Algorithmic Quality Assurance: Theory and Practice

Dr. Thomas Christian van Dijk
Julius-Maximilians-Universität Würzburg, Institut für Informatik, Lehrstuhl für Informatik I, Am Hubland, 97074 Würzburg

The use of crowdsourcing provides a big opportunity for many sciences, such as geographic information science and the digital humanities. A particular application that has seen a big boom of crowd projects is the extraction of information from historical documents, since this involves many problems that continue to elude fully‐automatic solutions. Numerous projects have sprung up, some with notable success (such as GB1900, Transkribus and Maps‐in‐the‐Crowd). However, the use of volunteered information comes with major concerns about data quality.

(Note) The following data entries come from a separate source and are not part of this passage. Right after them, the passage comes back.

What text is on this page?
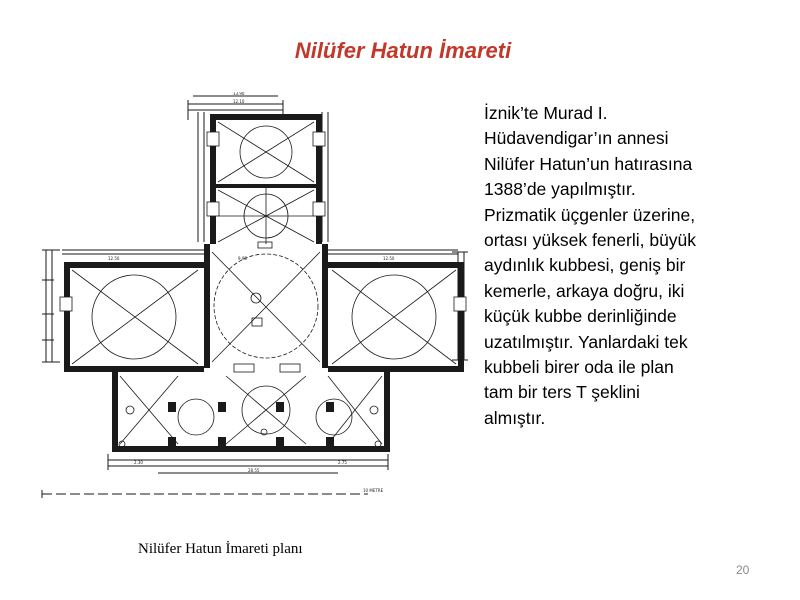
Nilüfer Hatun İmareti
13.90
12.10
9.95
12.50	12.50
28.55
2.30	2.75
10 METRE
İznik’te Murad I.
Hüdavendigar’ın annesi
Nilüfer Hatun’un hatırasına
1388’de yapılmıştır.
Prizmatik üçgenler üzerine,
ortası yüksek fenerli, büyük
aydınlık kubbesi, geniş bir
kemerle, arkaya doğru, iki
küçük kubbe derinliğinde
uzatılmıştır. Yanlardaki tek
kubbeli birer oda ile plan
tam bir ters T şeklini
almıştır.
Nilüfer Hatun İmareti planı
20
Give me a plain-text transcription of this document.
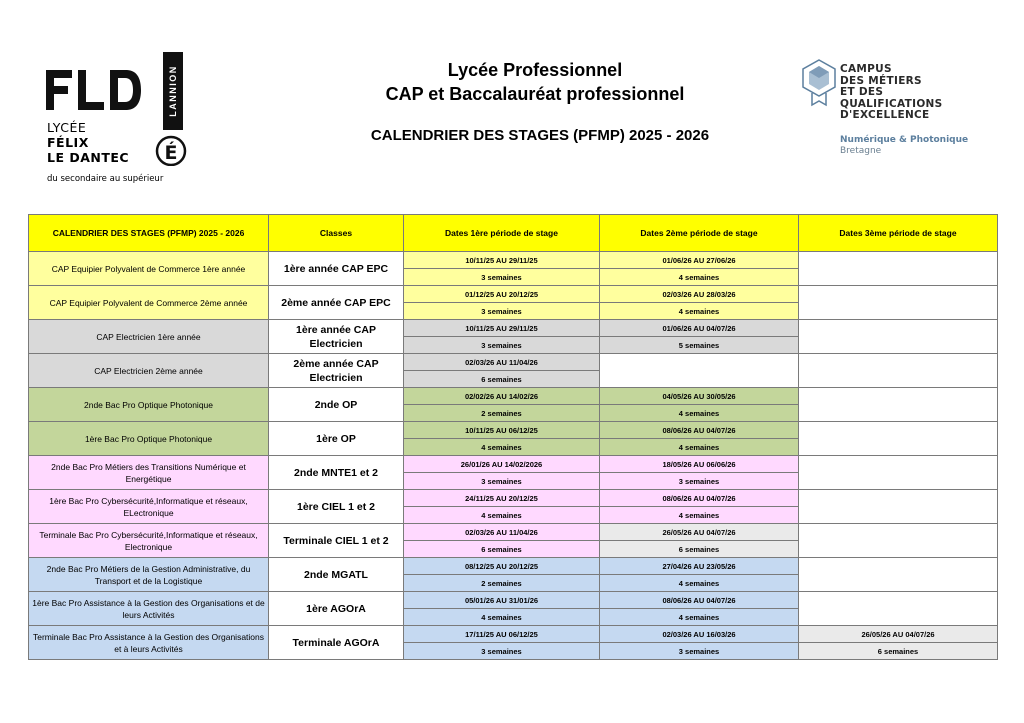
LYCÉE
FÉLIX
LE DANTEC
du secondaire au supérieur
LANNION
É
Lycée Professionnel
CAP et Baccalauréat professionnel
CALENDRIER DES STAGES (PFMP) 2025 - 2026
CAMPUS
DES MÉTIERS
ET DES
QUALIFICATIONS
D'EXCELLENCE
Numérique & Photonique
Bretagne
CALENDRIER DES STAGES (PFMP) 2025 - 2026	Classes	Dates 1ère période de stage	Dates 2ème période de stage	Dates 3ème période de stage
CAP Equipier Polyvalent de Commerce 1ère année	1ère année CAP EPC	10/11/25 AU 29/11/25	01/06/26 AU 27/06/26	
		3 semaines	4 semaines	
CAP Equipier Polyvalent de Commerce 2ème année	2ème année CAP EPC	01/12/25 AU 20/12/25	02/03/26 AU 28/03/26	
		3 semaines	4 semaines	
CAP Electricien 1ère année	1ère année CAP Electricien	10/11/25 AU 29/11/25	01/06/26 AU 04/07/26	
		3 semaines	5 semaines	
CAP Electricien 2ème année	2ème année CAP Electricien	02/03/26 AU 11/04/26		
		6 semaines		
2nde Bac Pro Optique Photonique	2nde OP	02/02/26 AU 14/02/26	04/05/26 AU 30/05/26	
		2 semaines	4 semaines	
1ère Bac Pro Optique Photonique	1ère OP	10/11/25 AU 06/12/25	08/06/26 AU 04/07/26	
		4 semaines	4 semaines	
2nde Bac Pro Métiers des Transitions Numérique et Energétique	2nde MNTE1 et 2	26/01/26 AU 14/02/2026	18/05/26 AU 06/06/26	
		3 semaines	3 semaines	
1ère Bac Pro Cybersécurité,Informatique et réseaux, ELectronique	1ère CIEL 1 et 2	24/11/25 AU 20/12/25	08/06/26 AU 04/07/26	
		4 semaines	4 semaines	
Terminale Bac Pro Cybersécurité,Informatique et réseaux, Electronique	Terminale CIEL 1 et 2	02/03/26 AU 11/04/26	26/05/26 AU 04/07/26	
		6 semaines	6 semaines	
2nde Bac Pro Métiers de la Gestion Administrative, du Transport et de la Logistique	2nde MGATL	08/12/25 AU 20/12/25	27/04/26 AU 23/05/26	
		2 semaines	4 semaines	
1ère Bac Pro Assistance à la Gestion des Organisations et de leurs Activités	1ère AGOrA	05/01/26 AU 31/01/26	08/06/26 AU 04/07/26	
		4 semaines	4 semaines	
Terminale Bac Pro Assistance à la Gestion des Organisations et à leurs Activités	Terminale AGOrA	17/11/25 AU 06/12/25	02/03/26 AU 16/03/26	26/05/26 AU 04/07/26
		3 semaines	3 semaines	6 semaines
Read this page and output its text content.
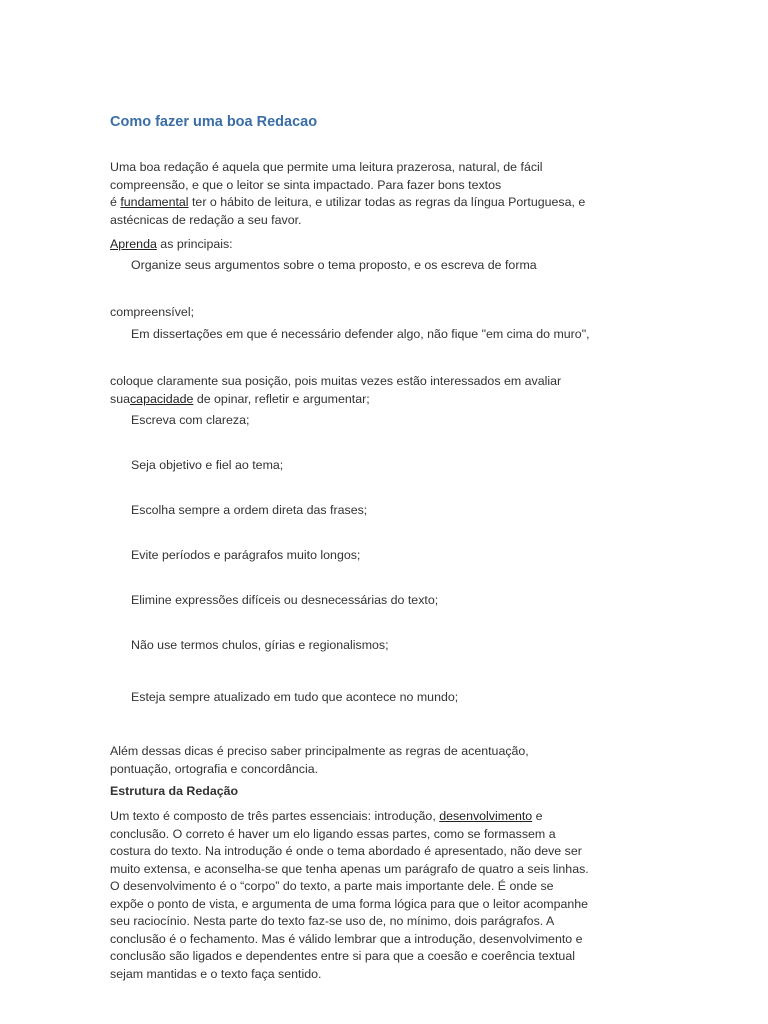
Como fazer uma boa Redacao
Uma boa redação é aquela que permite uma leitura prazerosa, natural, de fácil
compreensão, e que o leitor se sinta impactado. Para fazer bons textos
é fundamental ter o hábito de leitura, e utilizar todas as regras da língua Portuguesa, e
astécnicas de redação a seu favor.
Aprenda as principais:
Organize seus argumentos sobre o tema proposto, e os escreva de forma
compreensível;
Em dissertações em que é necessário defender algo, não fique "em cima do muro",
coloque claramente sua posição, pois muitas vezes estão interessados em avaliar
suacapacidade de opinar, refletir e argumentar;
Escreva com clareza;
Seja objetivo e fiel ao tema;
Escolha sempre a ordem direta das frases;
Evite períodos e parágrafos muito longos;
Elimine expressões difíceis ou desnecessárias do texto;
Não use termos chulos, gírias e regionalismos;
Esteja sempre atualizado em tudo que acontece no mundo;
Além dessas dicas é preciso saber principalmente as regras de acentuação,
pontuação, ortografia e concordância.
Estrutura da Redação
Um texto é composto de três partes essenciais: introdução, desenvolvimento e
conclusão. O correto é haver um elo ligando essas partes, como se formassem a
costura do texto. Na introdução é onde o tema abordado é apresentado, não deve ser
muito extensa, e aconselha-se que tenha apenas um parágrafo de quatro a seis linhas.
O desenvolvimento é o “corpo” do texto, a parte mais importante dele. É onde se
expõe o ponto de vista, e argumenta de uma forma lógica para que o leitor acompanhe
seu raciocínio. Nesta parte do texto faz-se uso de, no mínimo, dois parágrafos. A
conclusão é o fechamento. Mas é válido lembrar que a introdução, desenvolvimento e
conclusão são ligados e dependentes entre si para que a coesão e coerência textual
sejam mantidas e o texto faça sentido.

In this project we investigate novel methods for quality assessment in crowdsourcing projects: not just checking the quality at the end, but viewing the entire crowdsourcing process as a computation where we need to be careful about data quality throughout. In doing so, we open up a range of mathematical and algorithmic techniques, including Bayesian modelling, optimal task selection based on active learning, and sensitivity analysis. Our prior experience indicates that this is not only of theoretical interest, but will indeed result in practically useful systems that outperform ad‐hoc approaches. Building on our current project about smart crowdsourcing for information extraction from old maps, we again take historical material as the main source of our experimental material. However, this time we also consider more modern data, which serves two purposes. Firstly, this brings us closer to the other projects in the priority programme. Secondly, the methodology we have developed so far (and will continue to develop) is generally applicable: we will validate this by applying it more broadly. Fruitful applications include image recognition tasks (such as those encountered in the ENAP and COVMAP projects) and information extraction from microblogs ([EVA‐VGI]).

Through this project, we will arrive at a more refined understanding of how the power of crowdsourcing can be harnessed – by paying specific attention to the quality of data as it moves through a project, and designing algorithmically‐supported processes to guide it.